Department of Medicine, Stritch School of Medicine, Cardinal Bernardin Cancer Center, Loyola University Chicago, Maywood, IL.
Loyola University Medical Center, Maywood, IL.
Am J Med Qual. 2024;39(5):201-208. doi: 10.1097/JMQ.0000000000000199. Epub 2024 Sep 16.

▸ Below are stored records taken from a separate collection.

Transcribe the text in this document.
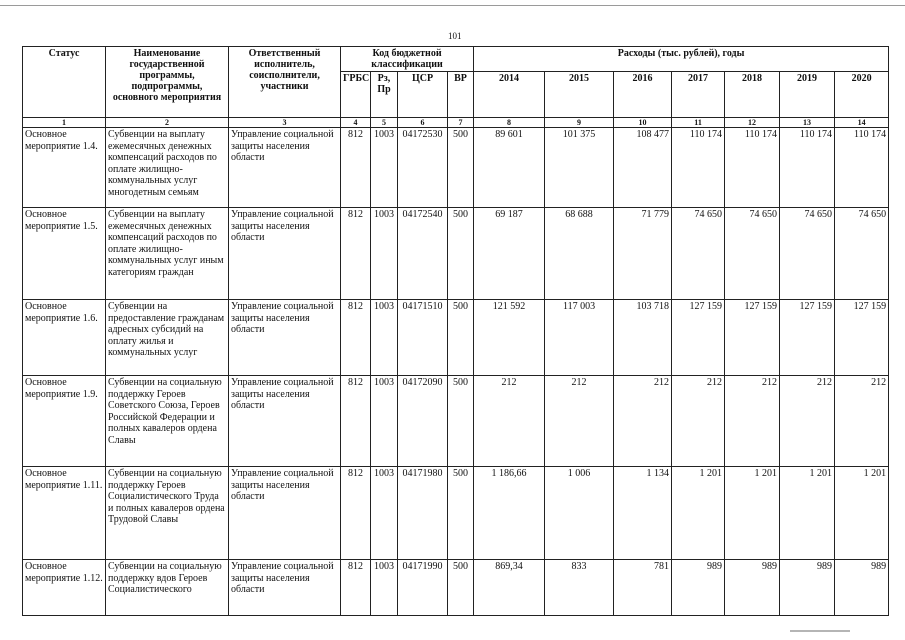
101
Статус	Наименование государственной программы, подпрограммы, основного мероприятия	Ответственный исполнитель, соисполнители, участники	Код бюджетной классификации				Расходы (тыс. рублей), годы						
			ГРБС	Рз, Пр	ЦСР	ВР	2014	2015	2016	2017	2018	2019	2020
1	2	3	4	5	6	7	8	9	10	11	12	13	14
Основное мероприятие 1.4.	Субвенции на выплату ежемесячных денежных компенсаций расходов по оплате жилищно-коммунальных услуг многодетным семьям	Управление социальной защиты населения области	812	1003	04172530	500	89 601	101 375	108 477	110 174	110 174	110 174	110 174
Основное мероприятие 1.5.	Субвенции на выплату ежемесячных денежных компенсаций расходов по оплате жилищно-коммунальных услуг иным категориям граждан	Управление социальной защиты населения области	812	1003	04172540	500	69 187	68 688	71 779	74 650	74 650	74 650	74 650
Основное мероприятие 1.6.	Субвенции на предоставление гражданам адресных субсидий на оплату жилья и коммунальных услуг	Управление социальной защиты населения области	812	1003	04171510	500	121 592	117 003	103 718	127 159	127 159	127 159	127 159
Основное мероприятие 1.9.	Субвенции на социальную поддержку Героев Советского Союза, Героев Российской Федерации и полных кавалеров ордена Славы	Управление социальной защиты населения области	812	1003	04172090	500	212	212	212	212	212	212	212
Основное мероприятие 1.11.	Субвенции на социальную поддержку Героев Социалистического Труда и полных кавалеров ордена Трудовой Славы	Управление социальной защиты населения области	812	1003	04171980	500	1 186,66	1 006	1 134	1 201	1 201	1 201	1 201
Основное мероприятие 1.12.	Субвенции на социальную поддержку вдов Героев Социалистического	Управление социальной защиты населения области	812	1003	04171990	500	869,34	833	781	989	989	989	989
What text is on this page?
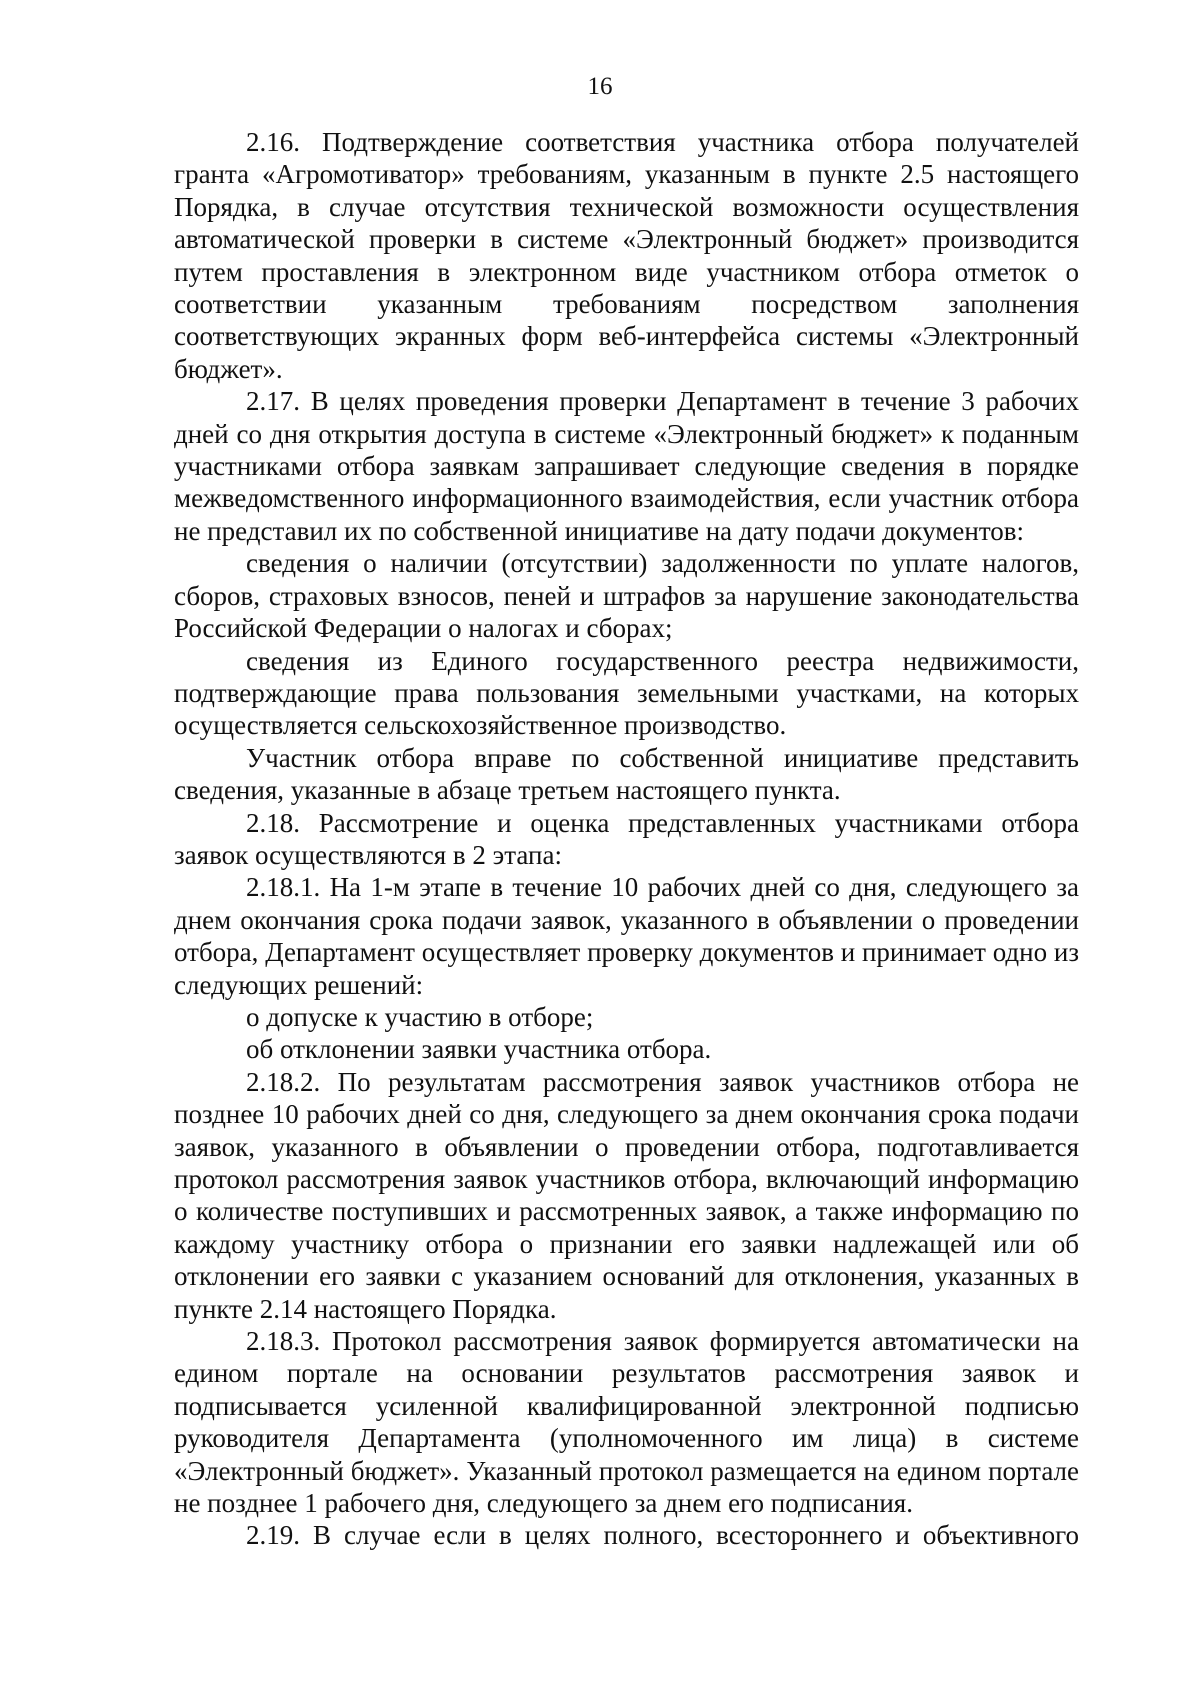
16

2.16. Подтверждение соответствия участника отбора получателей гранта «Агромотиватор» требованиям, указанным в пункте 2.5 настоящего Порядка, в случае отсутствия технической возможности осуществления автоматической проверки в системе «Электронный бюджет» производится путем проставления в электронном виде участником отбора отметок о соответствии указанным требованиям посредством заполнения соответствующих экранных форм веб-интерфейса системы «Электронный бюджет».

2.17. В целях проведения проверки Департамент в течение 3 рабочих дней со дня открытия доступа в системе «Электронный бюджет» к поданным участниками отбора заявкам запрашивает следующие сведения в порядке межведомственного информационного взаимодействия, если участник отбора не представил их по собственной инициативе на дату подачи документов:

сведения о наличии (отсутствии) задолженности по уплате налогов, сборов, страховых взносов, пеней и штрафов за нарушение законодательства Российской Федерации о налогах и сборах;

сведения из Единого государственного реестра недвижимости, подтверждающие права пользования земельными участками, на которых осуществляется сельскохозяйственное производство.

Участник отбора вправе по собственной инициативе представить сведения, указанные в абзаце третьем настоящего пункта.

2.18. Рассмотрение и оценка представленных участниками отбора заявок осуществляются в 2 этапа:

2.18.1. На 1-м этапе в течение 10 рабочих дней со дня, следующего за днем окончания срока подачи заявок, указанного в объявлении о проведении отбора, Департамент осуществляет проверку документов и принимает одно из следующих решений:

о допуске к участию в отборе;

об отклонении заявки участника отбора.

2.18.2. По результатам рассмотрения заявок участников отбора не позднее 10 рабочих дней со дня, следующего за днем окончания срока подачи заявок, указанного в объявлении о проведении отбора, подготавливается протокол рассмотрения заявок участников отбора, включающий информацию о количестве поступивших и рассмотренных заявок, а также информацию по каждому участнику отбора о признании его заявки надлежащей или об отклонении его заявки с указанием оснований для отклонения, указанных в пункте 2.14 настоящего Порядка.

2.18.3. Протокол рассмотрения заявок формируется автоматически на едином портале на основании результатов рассмотрения заявок и подписывается усиленной квалифицированной электронной подписью руководителя Департамента (уполномоченного им лица) в системе «Электронный бюджет». Указанный протокол размещается на едином портале не позднее 1 рабочего дня, следующего за днем его подписания.

2.19. В случае если в целях полного, всестороннего и объективного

An individualized management program for patients with sickle cell disease (SCD) was created to reduce health care utilization and cost. The program was implemented to standardize the management of patients with SCD. SCD encounters from January 2010 to December 2020 were reviewed for analysis. Preintervention utilization of inpatient, emergency room, and outpatient settings was compared to postintervention. There were 7114 encounters analyzed. Outpatient encounters increased from 36.5% to 70.9%; inpatient encounters decreased from 38.6% to 20.3%; and emergency department visits decreased from 20.3% to 8.8%. The number of high inpatient utilizers decreased 8.4% and the number of individuals who received any emergency care decreased 11.9%. When comparing average charges per time period, the median charge per encounter decreased by $1838 postintervention compared to preintervention. This newly implemented SCD program demonstrated success through shifting the care of the SCD patient to the outpatient setting rather than the emergency department or inpatient hospitalizations.
为了降低医疗保健的利用和成本,为镰状细胞病(SCD)患者创建了个体化管理计划。该计划旨在规范 SCD 患者的管理。回顾了 2010 年 1 月至 2020 年 12 月的 SCD 就诊情况进行分析。比较了干预前后住院、急诊和门诊的利用情况。共分析了 7114 次就诊。门诊就诊次数从 36.5%增加到 70.9%;住院就诊次数从 38.6%下降到 20.3%;急诊就诊次数从 20.3%下降到 8.8%。高住院利用率的人数减少了 8.4%,接受任何急诊治疗的人数减少了 11.9%。比较每个时间段的平均费用,与干预前相比,干预后每次就诊的中位数费用减少了 1838 美元。这个新实施的 SCD 计划通过将 SCD 患者的护理转移到门诊而不是急诊或住院病房,取得了成功。